I spent some time today trying to optimize the amount of data the profiler is sending on the wire. My first thought was that I could simply wrap the output stream with a compressing stream and use that, indeed, in my initial testing, it proved to be quite simple to do and reduced the amount of data being sent by a factor of 5. I played around a bit more and discovered that different compression implementation can bring me up to a factor of 50!

Unfortunately, I did all my initial testing on files, and while the profiler is able to read files just fine, it is most commonly used for live profiling, to see what is going on in the application right now. The problem here is that adding compression is a truly marvelous way to screw that up. Basically, I want to compress live data, and most compression libraries are not up for that task. It gets a bit more complex when you realize that what I actually wanted was a way to get compression to work on relatively small data chunks.

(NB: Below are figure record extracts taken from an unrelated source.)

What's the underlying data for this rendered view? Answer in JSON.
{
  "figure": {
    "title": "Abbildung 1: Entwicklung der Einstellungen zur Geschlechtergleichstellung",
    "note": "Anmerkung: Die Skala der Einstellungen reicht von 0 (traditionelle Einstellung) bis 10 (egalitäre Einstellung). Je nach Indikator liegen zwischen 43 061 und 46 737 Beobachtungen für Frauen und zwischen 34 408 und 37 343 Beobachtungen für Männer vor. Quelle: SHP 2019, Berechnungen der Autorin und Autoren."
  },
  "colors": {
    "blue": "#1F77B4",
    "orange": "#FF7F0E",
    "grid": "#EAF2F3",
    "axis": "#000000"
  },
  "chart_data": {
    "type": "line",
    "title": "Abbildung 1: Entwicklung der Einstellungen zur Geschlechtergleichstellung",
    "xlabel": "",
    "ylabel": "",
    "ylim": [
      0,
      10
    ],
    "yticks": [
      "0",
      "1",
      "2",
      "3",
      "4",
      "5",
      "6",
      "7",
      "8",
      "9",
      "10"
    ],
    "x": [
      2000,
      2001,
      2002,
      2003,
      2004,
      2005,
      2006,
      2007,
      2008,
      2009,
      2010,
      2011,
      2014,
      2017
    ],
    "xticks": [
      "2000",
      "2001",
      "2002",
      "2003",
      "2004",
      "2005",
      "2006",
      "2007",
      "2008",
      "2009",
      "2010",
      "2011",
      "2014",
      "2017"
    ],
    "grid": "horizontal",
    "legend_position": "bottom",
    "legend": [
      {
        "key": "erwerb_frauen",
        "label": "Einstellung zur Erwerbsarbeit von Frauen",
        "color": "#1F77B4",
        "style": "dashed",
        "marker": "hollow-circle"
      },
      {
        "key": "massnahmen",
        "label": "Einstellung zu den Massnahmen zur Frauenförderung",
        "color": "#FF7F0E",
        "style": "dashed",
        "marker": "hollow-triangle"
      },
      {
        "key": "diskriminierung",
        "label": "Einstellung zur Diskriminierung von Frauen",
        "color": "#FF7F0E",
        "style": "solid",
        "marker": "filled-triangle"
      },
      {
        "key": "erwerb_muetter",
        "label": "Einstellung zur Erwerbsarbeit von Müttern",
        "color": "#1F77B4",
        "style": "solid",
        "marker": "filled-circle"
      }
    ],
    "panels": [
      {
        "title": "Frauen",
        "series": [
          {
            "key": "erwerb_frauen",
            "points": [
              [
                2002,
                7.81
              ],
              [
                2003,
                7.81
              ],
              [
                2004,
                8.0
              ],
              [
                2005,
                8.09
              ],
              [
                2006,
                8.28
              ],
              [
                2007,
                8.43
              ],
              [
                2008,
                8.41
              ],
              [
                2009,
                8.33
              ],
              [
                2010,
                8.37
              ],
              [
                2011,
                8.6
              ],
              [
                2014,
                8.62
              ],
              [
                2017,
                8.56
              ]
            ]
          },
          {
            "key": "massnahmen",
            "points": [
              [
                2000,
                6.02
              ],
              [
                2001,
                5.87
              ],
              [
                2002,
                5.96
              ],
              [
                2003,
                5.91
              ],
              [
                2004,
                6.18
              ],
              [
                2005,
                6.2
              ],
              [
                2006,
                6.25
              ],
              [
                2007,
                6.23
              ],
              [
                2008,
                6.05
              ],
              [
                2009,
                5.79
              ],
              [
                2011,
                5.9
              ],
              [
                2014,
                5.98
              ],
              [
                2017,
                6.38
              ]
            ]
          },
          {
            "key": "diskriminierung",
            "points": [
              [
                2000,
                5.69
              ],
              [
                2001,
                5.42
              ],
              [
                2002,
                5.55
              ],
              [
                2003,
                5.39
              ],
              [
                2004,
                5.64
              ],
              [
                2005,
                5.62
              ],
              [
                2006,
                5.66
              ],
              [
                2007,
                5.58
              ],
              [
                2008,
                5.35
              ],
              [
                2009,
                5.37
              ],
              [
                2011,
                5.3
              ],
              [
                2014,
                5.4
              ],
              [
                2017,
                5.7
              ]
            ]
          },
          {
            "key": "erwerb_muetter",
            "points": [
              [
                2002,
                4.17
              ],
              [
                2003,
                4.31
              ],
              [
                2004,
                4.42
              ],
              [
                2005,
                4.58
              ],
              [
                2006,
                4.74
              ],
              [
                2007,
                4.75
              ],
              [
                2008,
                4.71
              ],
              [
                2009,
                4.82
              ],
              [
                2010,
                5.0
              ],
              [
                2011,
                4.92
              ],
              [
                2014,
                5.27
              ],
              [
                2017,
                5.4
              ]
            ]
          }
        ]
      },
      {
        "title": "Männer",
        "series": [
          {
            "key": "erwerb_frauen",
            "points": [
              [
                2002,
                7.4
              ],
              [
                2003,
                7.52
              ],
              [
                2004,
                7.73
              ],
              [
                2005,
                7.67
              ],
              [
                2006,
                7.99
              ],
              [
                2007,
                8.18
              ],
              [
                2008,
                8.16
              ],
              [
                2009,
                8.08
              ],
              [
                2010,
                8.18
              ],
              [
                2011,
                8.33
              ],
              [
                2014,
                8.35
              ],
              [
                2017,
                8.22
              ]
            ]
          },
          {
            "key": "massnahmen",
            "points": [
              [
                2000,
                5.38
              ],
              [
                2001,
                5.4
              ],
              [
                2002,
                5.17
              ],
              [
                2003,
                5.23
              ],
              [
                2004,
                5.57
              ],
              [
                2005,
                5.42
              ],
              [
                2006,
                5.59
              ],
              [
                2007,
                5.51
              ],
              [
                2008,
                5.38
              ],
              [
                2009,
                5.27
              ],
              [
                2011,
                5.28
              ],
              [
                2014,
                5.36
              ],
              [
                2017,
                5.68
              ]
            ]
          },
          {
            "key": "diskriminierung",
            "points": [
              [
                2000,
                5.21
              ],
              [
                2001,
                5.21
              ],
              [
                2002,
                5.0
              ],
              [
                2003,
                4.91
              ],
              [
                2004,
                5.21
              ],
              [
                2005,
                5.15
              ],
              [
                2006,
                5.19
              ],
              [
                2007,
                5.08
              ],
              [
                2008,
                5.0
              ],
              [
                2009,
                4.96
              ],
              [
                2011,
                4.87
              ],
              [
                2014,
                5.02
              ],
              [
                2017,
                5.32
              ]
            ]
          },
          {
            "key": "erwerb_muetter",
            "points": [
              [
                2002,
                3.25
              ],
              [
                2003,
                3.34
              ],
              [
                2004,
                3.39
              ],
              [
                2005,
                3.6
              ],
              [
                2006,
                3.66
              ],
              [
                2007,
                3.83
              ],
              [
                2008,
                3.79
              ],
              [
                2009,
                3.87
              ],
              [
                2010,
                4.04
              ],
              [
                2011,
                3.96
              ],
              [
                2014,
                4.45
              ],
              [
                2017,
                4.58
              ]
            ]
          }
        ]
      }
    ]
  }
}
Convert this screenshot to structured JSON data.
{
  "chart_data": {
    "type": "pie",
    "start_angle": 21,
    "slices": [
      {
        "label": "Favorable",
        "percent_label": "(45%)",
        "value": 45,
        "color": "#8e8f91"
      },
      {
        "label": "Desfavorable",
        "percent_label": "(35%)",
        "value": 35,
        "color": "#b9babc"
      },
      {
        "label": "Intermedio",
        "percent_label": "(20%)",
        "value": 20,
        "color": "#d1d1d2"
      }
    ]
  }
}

When you think how most compression algorithm works (there is a dictionary in there somewhere), you realize what the problem is. You need to keep updating the dictionary while you are compressing the stream, and at the same time, you need the dictionary to uncompress things. That make it… difficult to handle things. I thought about compressing small chunks (say, every 256Kb), but then I run into problems of figuring out when exactly I am supposed to be flushing them, how to handle partial messages, and more.

In the end, I decided that while it was a very interesting trial run, this is not something that is likely to show good ROI.